Two weeks ago I did a post on the recent “shrinking” Broadway theaters, as theater owners are trying to squeeze as many seats as possible into their already-tight aisles in order to maximize ticket sales. But it appears that this isn’t the only method the Great White Way is using to make more money: according to the New York Post, ultra-successful shows like the Drama Desk and Tony Award winning The Book of Mormon are utilizing a “dynamic pricing” model that adds over a half-dozen price raises on tickets for a variety of reasons.
Using The Book of Mormon as an example, basic ticket prices immediately shot up in price after the show won nine Tonys, jumping to $155 from $132 for regularly seats (a 17.5% increase) and premium seats “went from a range of $192 to $277 to between $302 and an eye-popping $477.” Yikes! The Post offers the following explanations of some of the additional fees causing the price hike:
* Prices fluctuate throughout the theater:Seats in the back of the theater cost $69, good seats run $155 and the best seats are between $302 and $477.
* Prices fluctuate throughout the week:A premium seat goes from $302 during the week to $352 Friday through Sunday.
* Prices fluctuate depending on when you purchase:A $302 ticket becomes $427 if purchased two to four days prior to the performance, and $477 if less than 48 hours before the show.
* Aisle seats cost more:Aisle seats cost $182 instead of $155, and you have to buy both the aisle seat and the one next to it.
* Prices go up during the holidays:A $155 ticket costs $175 around Thanksgiving and Christmas.
* Weird fees at the box office:Each ticket includes a $2 “restoration” fee to pay for work on landmarked theaters; this occurs industry-wide and is included within the total ticket price.
* Weird fees online:If you want to buy tickets from the box office online, you will be redirected to Telecharge, which will hit you with a $7.50 service charge per ticket, and a $2.75 handling charge per order; this is also industry-wide.
Frankly, the economics of supply and demand are firmly at work here, and who can blame them?

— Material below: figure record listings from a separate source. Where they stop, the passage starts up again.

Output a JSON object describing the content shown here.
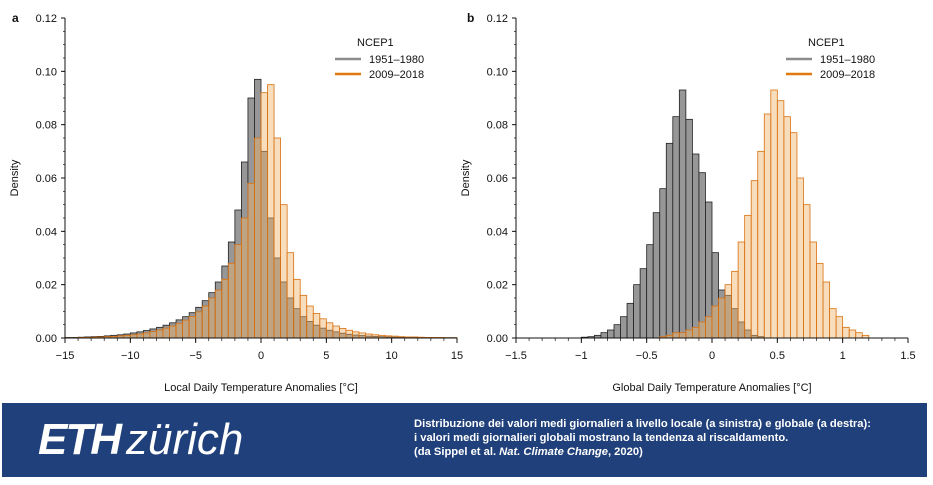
{
  "chart_data": [
    {
      "type": "histogram",
      "panel_label": "a",
      "xlabel": "Local Daily Temperature Anomalies [°C]",
      "ylabel": "Density",
      "xlim": [
        -15,
        15
      ],
      "ylim": [
        0,
        0.12
      ],
      "xticks": [
        -15,
        -10,
        -5,
        0,
        5,
        10,
        15
      ],
      "yticks": [
        0.0,
        0.02,
        0.04,
        0.06,
        0.08,
        0.1,
        0.12
      ],
      "ytick_labels": [
        "0.00",
        "0.02",
        "0.04",
        "0.06",
        "0.08",
        "0.10",
        "0.12"
      ],
      "xtick_labels": [
        "−15",
        "−10",
        "−5",
        "0",
        "5",
        "10",
        "15"
      ],
      "legend": {
        "title": "NCEP1",
        "position": "top-right"
      },
      "bin_width": 0.5,
      "series": [
        {
          "name": "1951–1980",
          "color": "#8c8c8c",
          "edge": "#222222",
          "x": [
            -15,
            -14.5,
            -14,
            -13.5,
            -13,
            -12.5,
            -12,
            -11.5,
            -11,
            -10.5,
            -10,
            -9.5,
            -9,
            -8.5,
            -8,
            -7.5,
            -7,
            -6.5,
            -6,
            -5.5,
            -5,
            -4.5,
            -4,
            -3.5,
            -3,
            -2.5,
            -2,
            -1.5,
            -1,
            -0.5,
            0,
            0.5,
            1,
            1.5,
            2,
            2.5,
            3,
            3.5,
            4,
            4.5,
            5,
            5.5,
            6,
            6.5,
            7,
            7.5,
            8,
            8.5,
            9,
            9.5,
            10,
            10.5,
            11,
            11.5,
            12,
            12.5,
            13,
            13.5,
            14,
            14.5
          ],
          "y": [
            0.0002,
            0.0002,
            0.0003,
            0.0004,
            0.0005,
            0.0006,
            0.0008,
            0.001,
            0.0012,
            0.0015,
            0.0019,
            0.0023,
            0.0028,
            0.0034,
            0.004,
            0.0048,
            0.0057,
            0.0068,
            0.008,
            0.0095,
            0.0115,
            0.014,
            0.017,
            0.021,
            0.027,
            0.036,
            0.048,
            0.066,
            0.09,
            0.097,
            0.07,
            0.045,
            0.03,
            0.021,
            0.015,
            0.011,
            0.008,
            0.0062,
            0.0048,
            0.0037,
            0.0029,
            0.0023,
            0.0018,
            0.0014,
            0.0011,
            0.0009,
            0.0007,
            0.0006,
            0.0005,
            0.0004,
            0.0003,
            0.0003,
            0.0002,
            0.0002,
            0.0002,
            0.0001,
            0.0001,
            0.0001,
            0.0001,
            0.0001
          ]
        },
        {
          "name": "2009–2018",
          "color": "#f0b36b",
          "edge": "#d9700f",
          "x": [
            -15,
            -14.5,
            -14,
            -13.5,
            -13,
            -12.5,
            -12,
            -11.5,
            -11,
            -10.5,
            -10,
            -9.5,
            -9,
            -8.5,
            -8,
            -7.5,
            -7,
            -6.5,
            -6,
            -5.5,
            -5,
            -4.5,
            -4,
            -3.5,
            -3,
            -2.5,
            -2,
            -1.5,
            -1,
            -0.5,
            0,
            0.5,
            1,
            1.5,
            2,
            2.5,
            3,
            3.5,
            4,
            4.5,
            5,
            5.5,
            6,
            6.5,
            7,
            7.5,
            8,
            8.5,
            9,
            9.5,
            10,
            10.5,
            11,
            11.5,
            12,
            12.5,
            13,
            13.5,
            14,
            14.5
          ],
          "y": [
            0.0001,
            0.0001,
            0.0002,
            0.0002,
            0.0003,
            0.0004,
            0.0005,
            0.0006,
            0.0008,
            0.001,
            0.0012,
            0.0015,
            0.0019,
            0.0024,
            0.003,
            0.0037,
            0.0045,
            0.0055,
            0.0067,
            0.0081,
            0.0098,
            0.012,
            0.015,
            0.018,
            0.022,
            0.028,
            0.035,
            0.045,
            0.058,
            0.075,
            0.092,
            0.095,
            0.075,
            0.05,
            0.032,
            0.022,
            0.016,
            0.012,
            0.0092,
            0.0072,
            0.0057,
            0.0045,
            0.0036,
            0.0029,
            0.0023,
            0.0019,
            0.0015,
            0.0012,
            0.001,
            0.0008,
            0.0007,
            0.0005,
            0.0004,
            0.0004,
            0.0003,
            0.0002,
            0.0002,
            0.0002,
            0.0001,
            0.0001
          ]
        }
      ]
    },
    {
      "type": "histogram",
      "panel_label": "b",
      "xlabel": "Global Daily Temperature Anomalies [°C]",
      "ylabel": "Density",
      "xlim": [
        -1.5,
        1.5
      ],
      "ylim": [
        0,
        0.12
      ],
      "xticks": [
        -1.5,
        -1,
        -0.5,
        0,
        0.5,
        1,
        1.5
      ],
      "yticks": [
        0.0,
        0.02,
        0.04,
        0.06,
        0.08,
        0.1,
        0.12
      ],
      "ytick_labels": [
        "0.00",
        "0.02",
        "0.04",
        "0.06",
        "0.08",
        "0.10",
        "0.12"
      ],
      "xtick_labels": [
        "−1.5",
        "−1",
        "−0.5",
        "0",
        "0.5",
        "1",
        "1.5"
      ],
      "legend": {
        "title": "NCEP1",
        "position": "top-right"
      },
      "bin_width": 0.05,
      "series": [
        {
          "name": "1951–1980",
          "color": "#8c8c8c",
          "edge": "#222222",
          "x": [
            -1.0,
            -0.95,
            -0.9,
            -0.85,
            -0.8,
            -0.75,
            -0.7,
            -0.65,
            -0.6,
            -0.55,
            -0.5,
            -0.45,
            -0.4,
            -0.35,
            -0.3,
            -0.25,
            -0.2,
            -0.15,
            -0.1,
            -0.05,
            0.0,
            0.05,
            0.1,
            0.15,
            0.2,
            0.25,
            0.3,
            0.35
          ],
          "y": [
            0.0003,
            0.0005,
            0.001,
            0.002,
            0.003,
            0.005,
            0.008,
            0.013,
            0.02,
            0.026,
            0.035,
            0.047,
            0.056,
            0.073,
            0.083,
            0.093,
            0.082,
            0.069,
            0.062,
            0.051,
            0.032,
            0.018,
            0.016,
            0.011,
            0.006,
            0.003,
            0.001,
            0.0005
          ]
        },
        {
          "name": "2009–2018",
          "color": "#f0b36b",
          "edge": "#d9700f",
          "x": [
            -0.4,
            -0.35,
            -0.3,
            -0.25,
            -0.2,
            -0.15,
            -0.1,
            -0.05,
            0.0,
            0.05,
            0.1,
            0.15,
            0.2,
            0.25,
            0.3,
            0.35,
            0.4,
            0.45,
            0.5,
            0.55,
            0.6,
            0.65,
            0.7,
            0.75,
            0.8,
            0.85,
            0.9,
            0.95,
            1.0,
            1.05,
            1.1,
            1.15
          ],
          "y": [
            0.0005,
            0.001,
            0.002,
            0.002,
            0.003,
            0.004,
            0.006,
            0.008,
            0.012,
            0.015,
            0.02,
            0.025,
            0.036,
            0.046,
            0.059,
            0.07,
            0.084,
            0.093,
            0.089,
            0.083,
            0.077,
            0.06,
            0.05,
            0.036,
            0.028,
            0.021,
            0.011,
            0.008,
            0.004,
            0.003,
            0.002,
            0.001
          ]
        }
      ]
    }
  ],
  "banner": {
    "logo_bold": "ETH",
    "logo_light": "zürich",
    "caption_line1": "Distribuzione dei valori medi giornalieri a livello locale (a sinistra) e globale (a destra):",
    "caption_line2": "i valori medi giornalieri globali mostrano la tendenza al riscaldamento.",
    "caption_line3_prefix": "(da Sippel et al. ",
    "caption_line3_journal": "Nat. Climate Change",
    "caption_line3_suffix": ", 2020)",
    "background": "#1f407a"
  }
}
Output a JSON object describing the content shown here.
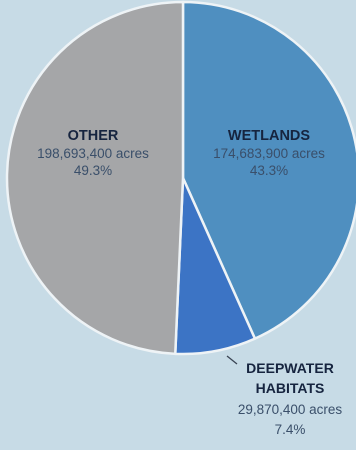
{
  "chart_data": {
    "type": "pie",
    "title": "",
    "slices": [
      {
        "name": "WETLANDS",
        "value": 43.3,
        "value_label": "174,683,900 acres",
        "percent_label": "43.3%",
        "color": "#4f8fc0"
      },
      {
        "name": "DEEPWATER HABITATS",
        "name_lines": [
          "DEEPWATER",
          "HABITATS"
        ],
        "value": 7.4,
        "value_label": "29,870,400 acres",
        "percent_label": "7.4%",
        "color": "#3c74c5"
      },
      {
        "name": "OTHER",
        "value": 49.3,
        "value_label": "198,693,400 acres",
        "percent_label": "49.3%",
        "color": "#a5a6a8"
      }
    ],
    "colors": {
      "background": "#c7dbe6",
      "edge": "#eef3f6",
      "name_text": "#16243f",
      "value_text": "#3a4f6a"
    }
  }
}
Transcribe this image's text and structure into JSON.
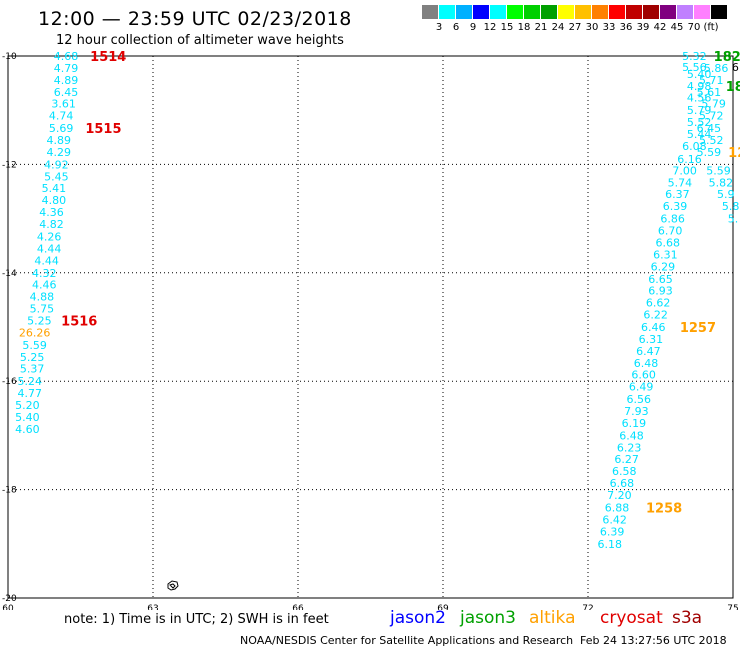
{
  "title": "12:00 — 23:59 UTC 02/23/2018",
  "subtitle": "12 hour collection of altimeter wave heights",
  "legend": {
    "colors": [
      "#808080",
      "#00ffff",
      "#00b0ff",
      "#0000ff",
      "#00ffff",
      "#00ff00",
      "#00d000",
      "#00a000",
      "#ffff00",
      "#ffc000",
      "#ff8000",
      "#ff0000",
      "#c00000",
      "#a00000",
      "#800080",
      "#c080ff",
      "#ff80ff",
      "#000000"
    ],
    "labels": [
      "3",
      "6",
      "9",
      "12",
      "15",
      "18",
      "21",
      "24",
      "27",
      "30",
      "33",
      "36",
      "39",
      "42",
      "45",
      "70",
      "(ft)"
    ]
  },
  "axes": {
    "x_ticks": [
      "60",
      "63",
      "66",
      "69",
      "72",
      "75"
    ],
    "y_ticks": [
      "-10",
      "-12",
      "-14",
      "-16",
      "-18",
      "-20"
    ],
    "xlim": [
      60,
      75
    ],
    "ylim": [
      -20,
      -10
    ]
  },
  "tracks": [
    {
      "color": "#00e0ff",
      "values": [
        {
          "lon": 61.2,
          "lat": -10.0,
          "v": "4.68"
        },
        {
          "lon": 61.2,
          "lat": -10.22,
          "v": "4.79"
        },
        {
          "lon": 61.2,
          "lat": -10.44,
          "v": "4.89"
        },
        {
          "lon": 61.2,
          "lat": -10.66,
          "v": "6.45"
        },
        {
          "lon": 61.15,
          "lat": -10.88,
          "v": "3.61"
        },
        {
          "lon": 61.1,
          "lat": -11.1,
          "v": "4.74"
        },
        {
          "lon": 61.1,
          "lat": -11.33,
          "v": "5.69"
        },
        {
          "lon": 61.05,
          "lat": -11.55,
          "v": "4.89"
        },
        {
          "lon": 61.05,
          "lat": -11.77,
          "v": "4.29"
        },
        {
          "lon": 61.0,
          "lat": -12.0,
          "v": "4.92"
        },
        {
          "lon": 61.0,
          "lat": -12.22,
          "v": "5.45"
        },
        {
          "lon": 60.95,
          "lat": -12.44,
          "v": "5.41"
        },
        {
          "lon": 60.95,
          "lat": -12.66,
          "v": "4.80"
        },
        {
          "lon": 60.9,
          "lat": -12.88,
          "v": "4.36"
        },
        {
          "lon": 60.9,
          "lat": -13.1,
          "v": "4.82"
        },
        {
          "lon": 60.85,
          "lat": -13.33,
          "v": "4.26"
        },
        {
          "lon": 60.85,
          "lat": -13.55,
          "v": "4.44"
        },
        {
          "lon": 60.8,
          "lat": -13.77,
          "v": "4.44"
        },
        {
          "lon": 60.75,
          "lat": -14.0,
          "v": "4.32"
        },
        {
          "lon": 60.75,
          "lat": -14.22,
          "v": "4.46"
        },
        {
          "lon": 60.7,
          "lat": -14.44,
          "v": "4.88"
        },
        {
          "lon": 60.7,
          "lat": -14.66,
          "v": "5.75"
        },
        {
          "lon": 60.65,
          "lat": -14.88,
          "v": "5.25"
        },
        {
          "lon": 60.55,
          "lat": -15.33,
          "v": "5.59"
        },
        {
          "lon": 60.5,
          "lat": -15.55,
          "v": "5.25"
        },
        {
          "lon": 60.5,
          "lat": -15.77,
          "v": "5.37"
        },
        {
          "lon": 60.45,
          "lat": -16.0,
          "v": "5.24"
        },
        {
          "lon": 60.45,
          "lat": -16.22,
          "v": "4.77"
        },
        {
          "lon": 60.4,
          "lat": -16.44,
          "v": "5.20"
        },
        {
          "lon": 60.4,
          "lat": -16.66,
          "v": "5.40"
        },
        {
          "lon": 60.4,
          "lat": -16.88,
          "v": "4.60"
        }
      ]
    },
    {
      "color": "#ffa000",
      "values": [
        {
          "lon": 60.55,
          "lat": -15.1,
          "v": "26.26"
        }
      ]
    },
    {
      "color": "#00e0ff",
      "values": [
        {
          "lon": 74.2,
          "lat": -10.0,
          "v": "5.32"
        },
        {
          "lon": 74.2,
          "lat": -10.2,
          "v": "5.56"
        },
        {
          "lon": 74.3,
          "lat": -10.33,
          "v": "5.40"
        },
        {
          "lon": 74.3,
          "lat": -10.55,
          "v": "4.98"
        },
        {
          "lon": 74.3,
          "lat": -10.77,
          "v": "4.56"
        },
        {
          "lon": 74.3,
          "lat": -11.0,
          "v": "5.79"
        },
        {
          "lon": 74.3,
          "lat": -11.22,
          "v": "5.52"
        },
        {
          "lon": 74.3,
          "lat": -11.44,
          "v": "5.44"
        },
        {
          "lon": 74.2,
          "lat": -11.66,
          "v": "6.08"
        },
        {
          "lon": 74.1,
          "lat": -11.9,
          "v": "6.16"
        },
        {
          "lon": 74.0,
          "lat": -12.11,
          "v": "7.00"
        },
        {
          "lon": 73.9,
          "lat": -12.33,
          "v": "5.74"
        },
        {
          "lon": 73.85,
          "lat": -12.55,
          "v": "6.37"
        },
        {
          "lon": 73.8,
          "lat": -12.77,
          "v": "6.39"
        },
        {
          "lon": 73.75,
          "lat": -13.0,
          "v": "6.86"
        },
        {
          "lon": 73.7,
          "lat": -13.22,
          "v": "6.70"
        },
        {
          "lon": 73.65,
          "lat": -13.44,
          "v": "6.68"
        },
        {
          "lon": 73.6,
          "lat": -13.66,
          "v": "6.31"
        },
        {
          "lon": 73.55,
          "lat": -13.88,
          "v": "6.29"
        },
        {
          "lon": 73.5,
          "lat": -14.11,
          "v": "6.65"
        },
        {
          "lon": 73.5,
          "lat": -14.33,
          "v": "6.93"
        },
        {
          "lon": 73.45,
          "lat": -14.55,
          "v": "6.62"
        },
        {
          "lon": 73.4,
          "lat": -14.77,
          "v": "6.22"
        },
        {
          "lon": 73.35,
          "lat": -15.0,
          "v": "6.46"
        },
        {
          "lon": 73.3,
          "lat": -15.22,
          "v": "6.31"
        },
        {
          "lon": 73.25,
          "lat": -15.44,
          "v": "6.47"
        },
        {
          "lon": 73.2,
          "lat": -15.66,
          "v": "6.48"
        },
        {
          "lon": 73.15,
          "lat": -15.88,
          "v": "6.60"
        },
        {
          "lon": 73.1,
          "lat": -16.1,
          "v": "6.49"
        },
        {
          "lon": 73.05,
          "lat": -16.33,
          "v": "6.56"
        },
        {
          "lon": 73.0,
          "lat": -16.55,
          "v": "7.93"
        },
        {
          "lon": 72.95,
          "lat": -16.77,
          "v": "6.19"
        },
        {
          "lon": 72.9,
          "lat": -17.0,
          "v": "6.48"
        },
        {
          "lon": 72.85,
          "lat": -17.22,
          "v": "6.23"
        },
        {
          "lon": 72.8,
          "lat": -17.44,
          "v": "6.27"
        },
        {
          "lon": 72.75,
          "lat": -17.66,
          "v": "6.58"
        },
        {
          "lon": 72.7,
          "lat": -17.88,
          "v": "6.68"
        },
        {
          "lon": 72.65,
          "lat": -18.1,
          "v": "7.20"
        },
        {
          "lon": 72.6,
          "lat": -18.33,
          "v": "6.88"
        },
        {
          "lon": 72.55,
          "lat": -18.55,
          "v": "6.42"
        },
        {
          "lon": 72.5,
          "lat": -18.77,
          "v": "6.39"
        },
        {
          "lon": 72.45,
          "lat": -19.0,
          "v": "6.18"
        }
      ]
    },
    {
      "color": "#00e0ff",
      "values": [
        {
          "lon": 74.65,
          "lat": -10.22,
          "v": "5.86"
        },
        {
          "lon": 74.55,
          "lat": -10.44,
          "v": "5.71"
        },
        {
          "lon": 74.5,
          "lat": -10.66,
          "v": "5.61"
        },
        {
          "lon": 74.6,
          "lat": -10.88,
          "v": "5.79"
        },
        {
          "lon": 74.55,
          "lat": -11.1,
          "v": "5.72"
        },
        {
          "lon": 74.5,
          "lat": -11.33,
          "v": "6.45"
        },
        {
          "lon": 74.55,
          "lat": -11.55,
          "v": "5.52"
        },
        {
          "lon": 74.5,
          "lat": -11.77,
          "v": "5.59"
        },
        {
          "lon": 74.7,
          "lat": -12.11,
          "v": "5.59"
        },
        {
          "lon": 74.75,
          "lat": -12.33,
          "v": "5.82"
        },
        {
          "lon": 74.85,
          "lat": -12.55,
          "v": "5.9"
        },
        {
          "lon": 74.95,
          "lat": -12.77,
          "v": "5.8"
        },
        {
          "lon": 75.0,
          "lat": -13.0,
          "v": "5."
        }
      ]
    },
    {
      "color": "#000000",
      "values": [
        {
          "lon": 75.05,
          "lat": -10.2,
          "v": "6"
        }
      ]
    }
  ],
  "pass_labels": [
    {
      "text": "1514",
      "color": "#e00000",
      "lon": 61.7,
      "lat": -10.0
    },
    {
      "text": "1515",
      "color": "#e00000",
      "lon": 61.6,
      "lat": -11.33
    },
    {
      "text": "1516",
      "color": "#e00000",
      "lon": 61.1,
      "lat": -14.88
    },
    {
      "text": "1257",
      "color": "#ffa000",
      "lon": 73.9,
      "lat": -15.0
    },
    {
      "text": "1258",
      "color": "#ffa000",
      "lon": 73.2,
      "lat": -18.33
    },
    {
      "text": "182",
      "color": "#00a000",
      "lon": 74.6,
      "lat": -10.0
    },
    {
      "text": "18",
      "color": "#00a000",
      "lon": 74.85,
      "lat": -10.55
    },
    {
      "text": "12",
      "color": "#ffa000",
      "lon": 74.9,
      "lat": -11.77
    }
  ],
  "note": "note:  1) Time is in UTC;  2) SWH is in feet",
  "missions": [
    {
      "name": "jason2",
      "color": "#0000ff"
    },
    {
      "name": "jason3",
      "color": "#00a000"
    },
    {
      "name": "altika",
      "color": "#ffa000"
    },
    {
      "name": "cryosat",
      "color": "#e00000"
    },
    {
      "name": "s3a",
      "color": "#a00000"
    }
  ],
  "credit": "NOAA/NESDIS Center for Satellite Applications and Research",
  "generated": "Feb 24 13:27:56 UTC 2018"
}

The Book of Mormon is sold out until January, and the article cites the smash hit The Producers (which was the first show to price every ticket at over $100) as the show that trailblazed the dynamic pricing model was extremely successful with it. The article also points out that one of the justifications for jacking up the prices for tickets is that scalpers would typically charge that much anyway, yet setting the base price of tickets high doubtlessly drives the scalper’s prices even higher. Don’t believe me? Tickets for The Book of Mormon typically escalate to close to a thousand dollars on StubHub!
Of course, not every show will follow the lead of The Producers and The Book of Mormon — and some that have, like Young Frankenstein, do so without success — so it’s not impossible to see a good show on Broadway for a reasonable price (and perhaps an even better off-Broadway show for an even cheaper price!) But to continue with the sports analogy I used in my previous article, there’s a reason why tickets to see the New York Yankees are far more expensive than tickets to see the Florida Marlins — better shows that are more popular are going to charge more for the “privilege” to see them. Like ever-increasing ticket prices at your local multiplex, the only options consumers have is to vote with their wallets.